History of sexuality classes would find in my work an example of the “city-study,” and would nicely complement a reading from within that genre, whether one focusing on prostitution or homosexuality. In addition, as a consideration of identity (or lack thereof) within queer studies, it would work well with recent considerations of how historians should or should not approach homosexuality in the past. Here I think especially of David Halperin, Valerie Traub, and Laura Doan’s work.

Finally, my work engages more broadly with cultural history. Courses on the history of consumerism and urban culture will find my discussion of sex and entertainment especially useful. Taking on themes such as mass consumption, the performance of identity, the meaning of public spaces, my book will find a ready audience with students who are encountering the varieties of doing history. Grounded in the archives, my book nonetheless tries to resist making definitive claims about the history it is “recovering” and instead recognize the ways it participates in the construction of a much more contingent past. A methods course may want to pair it with my own article on how I used my archives or other similar considerations of how to wrestle with the queer past.

NOTCHES: Why does this history matter today?

Ross: My book offers lessons about the ways that queer people locate and create their own spaces, often in the face of repressive and sometimes violent forces. It showcases the ways that marginalized people nonetheless find ways of expressing themselves and ensuring that their forms of expression shape the broader community. It argues that queer people have always been central to urban life and that their exclusion or marginalization from it is what is new. It intervenes in our understanding of the relationship between queer lives and the authorities — especially the police — as it shows how the relationship between these two groups was often reciprocal rather than simply repressive. Lastly, and most importantly, by uncovering some of the quite different ways that queer people in the past understood both themselves and their relationship to other marginalized people, it showcases another possible way of organizing community. One based not on discrete sexual identities, but rather on shared purpose and experiences that often cross those identities. Insofar as it participates in this queer turn, it historicizes it, shows that it is not new, and that what queer politics seeks to construct needs to reckon with both the ways it is implicitly drawing on the past and moving beyond it.

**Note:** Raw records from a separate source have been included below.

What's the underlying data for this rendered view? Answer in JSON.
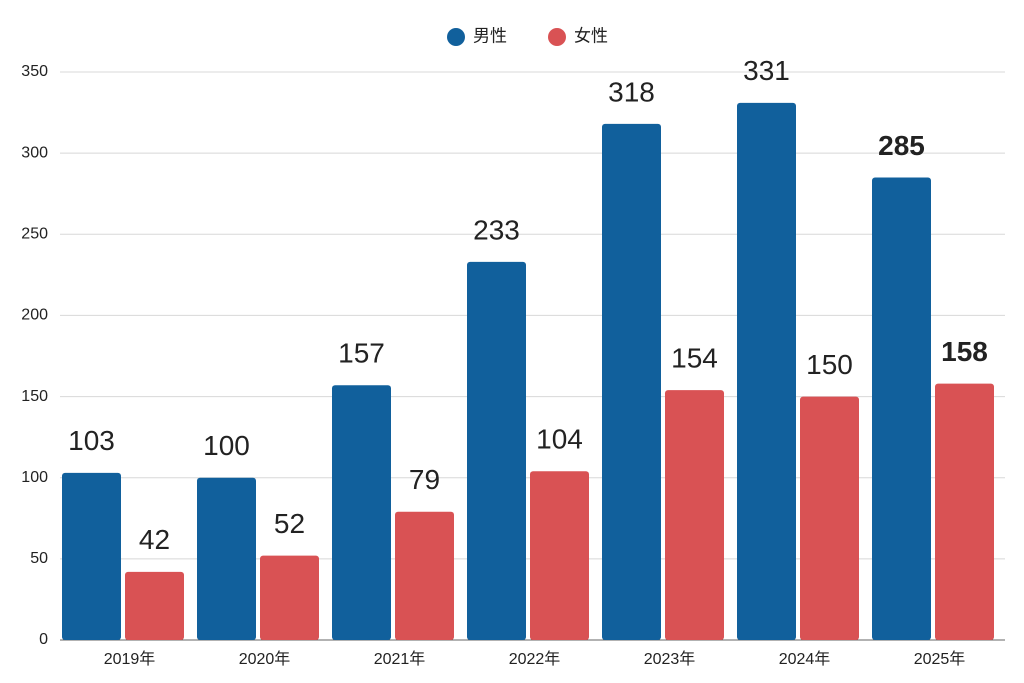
{
  "chart_data": {
    "type": "bar",
    "categories": [
      "2019年",
      "2020年",
      "2021年",
      "2022年",
      "2023年",
      "2024年",
      "2025年"
    ],
    "series": [
      {
        "name": "男性",
        "color": "#11609c",
        "values": [
          103,
          100,
          157,
          233,
          318,
          331,
          285
        ]
      },
      {
        "name": "女性",
        "color": "#d95254",
        "values": [
          42,
          52,
          79,
          104,
          154,
          150,
          158
        ]
      }
    ],
    "ylim": [
      0,
      350
    ],
    "yticks": [
      0,
      50,
      100,
      150,
      200,
      250,
      300,
      350
    ],
    "grid": true,
    "legend": "top"
  }
}
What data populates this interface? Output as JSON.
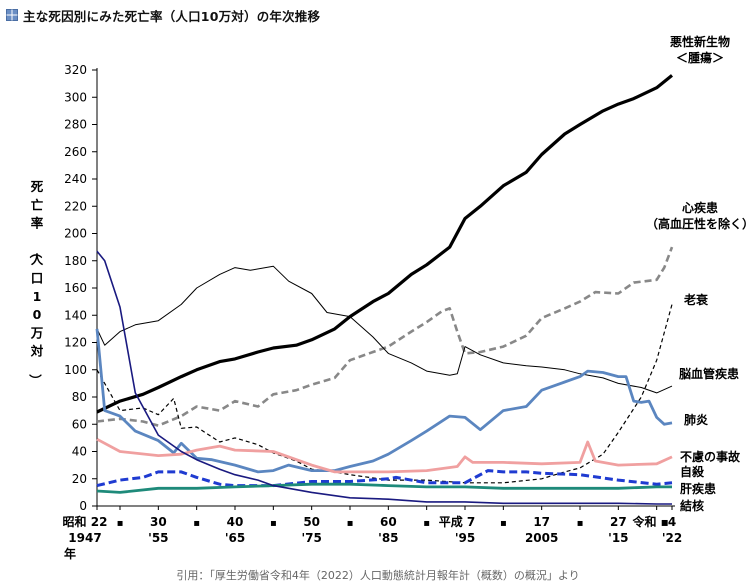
{
  "title": "主な死因別にみた死亡率（人口10万対）の年次推移",
  "title_icon": "grid-icon",
  "source_note": "引用：「厚生労働省令和4年（2022）人口動態統計月報年計（概数）の概況」より",
  "chart_data": {
    "type": "line",
    "ylabel": "死亡率（人口10万対）",
    "ylim": [
      0,
      320
    ],
    "yticks": [
      0,
      20,
      40,
      60,
      80,
      100,
      120,
      140,
      160,
      180,
      200,
      220,
      240,
      260,
      280,
      300,
      320
    ],
    "xlim": [
      1947,
      2022
    ],
    "grid": false,
    "legend": "inline-right",
    "x_ticks": [
      {
        "x": 1947,
        "top": "昭和 22",
        "bottom": "1947"
      },
      {
        "x": 1950,
        "top": "▪",
        "bottom": ""
      },
      {
        "x": 1955,
        "top": "30",
        "bottom": "'55"
      },
      {
        "x": 1960,
        "top": "▪",
        "bottom": ""
      },
      {
        "x": 1965,
        "top": "40",
        "bottom": "'65"
      },
      {
        "x": 1970,
        "top": "▪",
        "bottom": ""
      },
      {
        "x": 1975,
        "top": "50",
        "bottom": "'75"
      },
      {
        "x": 1980,
        "top": "▪",
        "bottom": ""
      },
      {
        "x": 1985,
        "top": "60",
        "bottom": "'85"
      },
      {
        "x": 1990,
        "top": "▪",
        "bottom": ""
      },
      {
        "x": 1995,
        "top": "平成 7",
        "bottom": "'95"
      },
      {
        "x": 2000,
        "top": "▪",
        "bottom": ""
      },
      {
        "x": 2005,
        "top": "17",
        "bottom": "2005"
      },
      {
        "x": 2010,
        "top": "▪",
        "bottom": ""
      },
      {
        "x": 2015,
        "top": "27",
        "bottom": "'15"
      },
      {
        "x": 2020,
        "top": "令和 ▪",
        "bottom": ""
      },
      {
        "x": 2022,
        "top": "4",
        "bottom": "'22"
      }
    ],
    "x_unit_label": "年",
    "series": [
      {
        "name": "悪性新生物＜腫瘍＞",
        "color": "#000000",
        "style": "solid",
        "width": 3.2,
        "label_lines": [
          "悪性新生物",
          "＜腫瘍＞"
        ],
        "x": [
          1947,
          1950,
          1953,
          1955,
          1958,
          1960,
          1963,
          1965,
          1968,
          1970,
          1973,
          1975,
          1978,
          1980,
          1983,
          1985,
          1988,
          1990,
          1993,
          1995,
          1997,
          2000,
          2003,
          2005,
          2008,
          2010,
          2013,
          2015,
          2017,
          2020,
          2022
        ],
        "y": [
          69,
          77,
          82,
          87,
          95,
          100,
          106,
          108,
          113,
          116,
          118,
          122,
          130,
          139,
          150,
          156,
          170,
          177,
          190,
          211,
          220,
          235,
          245,
          258,
          273,
          280,
          290,
          295,
          299,
          307,
          316
        ]
      },
      {
        "name": "心疾患（高血圧性を除く）",
        "color": "#888888",
        "style": "dash",
        "width": 2.6,
        "label_lines": [
          "心疾患",
          "（高血圧性を除く）"
        ],
        "x": [
          1947,
          1950,
          1953,
          1955,
          1958,
          1960,
          1963,
          1965,
          1968,
          1970,
          1973,
          1975,
          1978,
          1980,
          1983,
          1985,
          1988,
          1990,
          1992,
          1993,
          1994,
          1995,
          1997,
          2000,
          2003,
          2005,
          2008,
          2010,
          2012,
          2015,
          2017,
          2020,
          2021,
          2022
        ],
        "y": [
          62,
          64,
          62,
          59,
          66,
          73,
          70,
          77,
          73,
          82,
          85,
          89,
          94,
          107,
          113,
          117,
          128,
          135,
          143,
          145,
          128,
          112,
          113,
          117,
          125,
          138,
          145,
          150,
          157,
          156,
          164,
          166,
          175,
          190
        ]
      },
      {
        "name": "老衰",
        "color": "#000000",
        "style": "dash-thin",
        "width": 1.2,
        "label_lines": [
          "老衰"
        ],
        "x": [
          1947,
          1950,
          1953,
          1955,
          1957,
          1958,
          1960,
          1963,
          1965,
          1968,
          1970,
          1973,
          1975,
          1978,
          1980,
          1985,
          1990,
          1995,
          2000,
          2005,
          2008,
          2010,
          2013,
          2015,
          2018,
          2020,
          2022
        ],
        "y": [
          100,
          70,
          72,
          67,
          79,
          57,
          58,
          47,
          50,
          45,
          39,
          33,
          27,
          25,
          23,
          19,
          19,
          17,
          17,
          20,
          25,
          28,
          38,
          54,
          80,
          107,
          148
        ]
      },
      {
        "name": "脳血管疾患",
        "color": "#000000",
        "style": "solid-thin",
        "width": 1.0,
        "label_lines": [
          "脳血管疾患"
        ],
        "x": [
          1947,
          1948,
          1950,
          1952,
          1955,
          1958,
          1960,
          1963,
          1965,
          1967,
          1970,
          1972,
          1975,
          1977,
          1980,
          1983,
          1985,
          1988,
          1990,
          1993,
          1994,
          1995,
          1997,
          2000,
          2003,
          2005,
          2008,
          2010,
          2013,
          2015,
          2018,
          2020,
          2022
        ],
        "y": [
          130,
          118,
          128,
          133,
          136,
          148,
          160,
          170,
          175,
          173,
          176,
          165,
          156,
          142,
          139,
          124,
          112,
          105,
          99,
          96,
          97,
          117,
          111,
          105,
          103,
          102,
          100,
          97,
          94,
          90,
          87,
          83,
          88
        ]
      },
      {
        "name": "肺炎",
        "color": "#5b86c0",
        "style": "solid",
        "width": 2.8,
        "label_lines": [
          "肺炎"
        ],
        "x": [
          1947,
          1948,
          1950,
          1952,
          1955,
          1957,
          1958,
          1960,
          1962,
          1965,
          1968,
          1970,
          1972,
          1975,
          1978,
          1980,
          1983,
          1985,
          1988,
          1990,
          1993,
          1995,
          1997,
          2000,
          2003,
          2005,
          2008,
          2010,
          2011,
          2013,
          2015,
          2016,
          2017,
          2018,
          2019,
          2020,
          2021,
          2022
        ],
        "y": [
          130,
          70,
          66,
          55,
          48,
          39,
          46,
          35,
          34,
          30,
          25,
          26,
          30,
          26,
          26,
          29,
          33,
          38,
          48,
          55,
          66,
          65,
          56,
          70,
          73,
          85,
          91,
          95,
          99,
          98,
          95,
          95,
          77,
          76,
          77,
          65,
          60,
          61
        ]
      },
      {
        "name": "不慮の事故",
        "color": "#f0a0a0",
        "style": "solid",
        "width": 2.8,
        "label_lines": [
          "不慮の事故"
        ],
        "x": [
          1947,
          1950,
          1955,
          1958,
          1960,
          1963,
          1965,
          1970,
          1975,
          1978,
          1980,
          1985,
          1990,
          1994,
          1995,
          1996,
          2000,
          2005,
          2010,
          2011,
          2012,
          2015,
          2020,
          2022
        ],
        "y": [
          49,
          40,
          37,
          38,
          41,
          44,
          41,
          40,
          30,
          25,
          25,
          25,
          26,
          29,
          36,
          32,
          32,
          31,
          32,
          47,
          33,
          30,
          31,
          36
        ]
      },
      {
        "name": "自殺",
        "color": "#1f3bd1",
        "style": "dash-bold",
        "width": 3.0,
        "label_lines": [
          "自殺"
        ],
        "x": [
          1947,
          1950,
          1953,
          1955,
          1958,
          1960,
          1963,
          1965,
          1968,
          1970,
          1975,
          1980,
          1985,
          1986,
          1990,
          1995,
          1998,
          2000,
          2003,
          2005,
          2010,
          2015,
          2020,
          2022
        ],
        "y": [
          15,
          19,
          21,
          25,
          25,
          21,
          16,
          15,
          15,
          15,
          18,
          18,
          20,
          21,
          17,
          17,
          26,
          25,
          25,
          24,
          23,
          19,
          16,
          17
        ]
      },
      {
        "name": "肝疾患",
        "color": "#1e8a7a",
        "style": "solid",
        "width": 2.8,
        "label_lines": [
          "肝疾患"
        ],
        "x": [
          1947,
          1950,
          1955,
          1960,
          1965,
          1970,
          1975,
          1980,
          1985,
          1990,
          1995,
          2000,
          2005,
          2010,
          2015,
          2020,
          2022
        ],
        "y": [
          11,
          10,
          13,
          13,
          14,
          15,
          16,
          16,
          15,
          14,
          14,
          13,
          13,
          13,
          13,
          14,
          14
        ]
      },
      {
        "name": "結核",
        "color": "#1a1a80",
        "style": "solid",
        "width": 1.6,
        "label_lines": [
          "結核"
        ],
        "x": [
          1947,
          1948,
          1950,
          1952,
          1955,
          1958,
          1960,
          1963,
          1965,
          1968,
          1970,
          1975,
          1980,
          1985,
          1990,
          1995,
          2000,
          2005,
          2010,
          2015,
          2020,
          2022
        ],
        "y": [
          187,
          180,
          146,
          83,
          52,
          40,
          34,
          27,
          23,
          19,
          15,
          10,
          6,
          5,
          3,
          3,
          2,
          2,
          2,
          2,
          1.5,
          1.5
        ]
      }
    ]
  }
}
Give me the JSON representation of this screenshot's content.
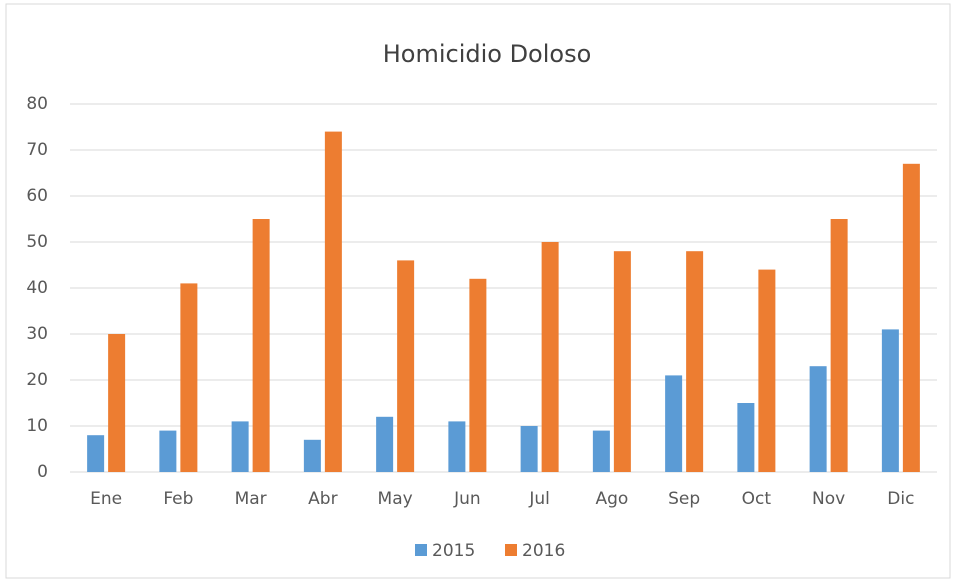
{
  "chart_data": {
    "type": "bar",
    "title": "Homicidio Doloso",
    "categories": [
      "Ene",
      "Feb",
      "Mar",
      "Abr",
      "May",
      "Jun",
      "Jul",
      "Ago",
      "Sep",
      "Oct",
      "Nov",
      "Dic"
    ],
    "series": [
      {
        "name": "2015",
        "color": "#5b9bd5",
        "values": [
          8,
          9,
          11,
          7,
          12,
          11,
          10,
          9,
          21,
          15,
          23,
          31
        ]
      },
      {
        "name": "2016",
        "color": "#ed7d31",
        "values": [
          30,
          41,
          55,
          74,
          46,
          42,
          50,
          48,
          48,
          44,
          55,
          67
        ]
      }
    ],
    "ylim": [
      0,
      80
    ],
    "yticks": [
      0,
      10,
      20,
      30,
      40,
      50,
      60,
      70,
      80
    ],
    "grid": true,
    "legend": "bottom"
  }
}
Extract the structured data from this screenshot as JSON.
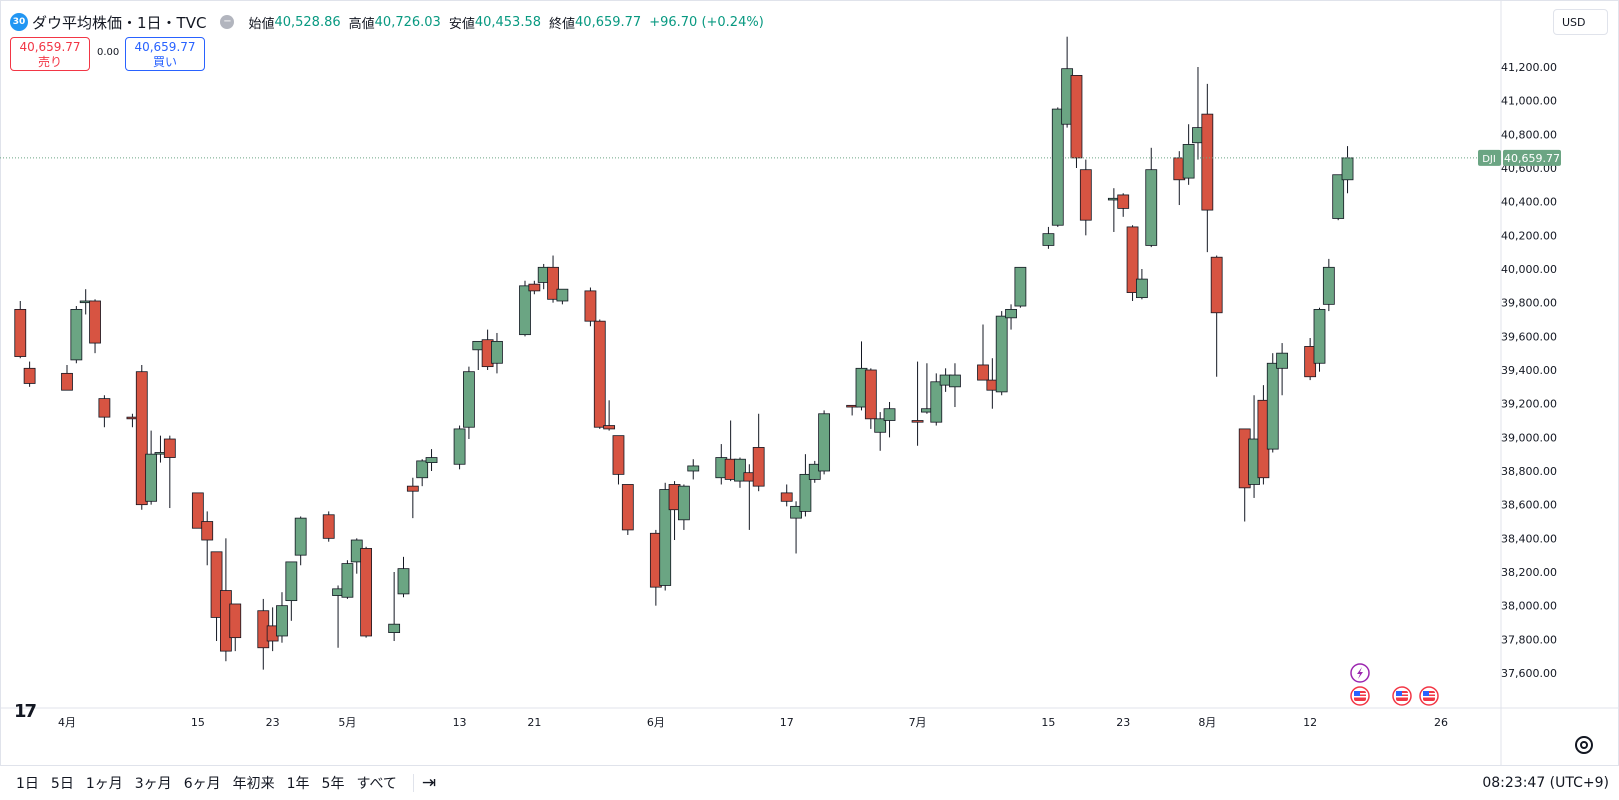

NOTCHES: Your book is published, what next?

Ross: This is a good question! I am currently writing an article on Josephine Butler’s campaigns against regulated prostitution in Paris during the 1870s. I am interested in the ways the politics of the regulation of prostitution crossed between France and England and in particular how the policing of Paris became deployed to make very large claims about the proper relationship between state regulation and sexual freedom. This article is a way for me to begin thinking through some broader issues that I am interested in exploring in my next book, which will explore the rise of transnational thinking about sex and sexuality and the formation of modern political and sexual identities in fin-de-siècle France and Great Britain.

Andrew Israel Ross is an Assistant Professor of History at Loyola University Maryland where he teaches courses in European history, French history, and the history of sexuality. He previously taught at the University of Southern Mississippi and Kenyon College. He received his Ph.D. from the University of Michigan and has been the recipient of several major awards, including a Georges Lurcy Fellowship for research in France. His work has appeared in the Berkeley Journal of Sociology, the Journal of the History of Sexuality, and French Historical Studies. He is currently completing an edited volume, Histories of French Sexuality: Enlightenment to the Present (under advance contract with University of Nebraska Press), with Nina Kushner.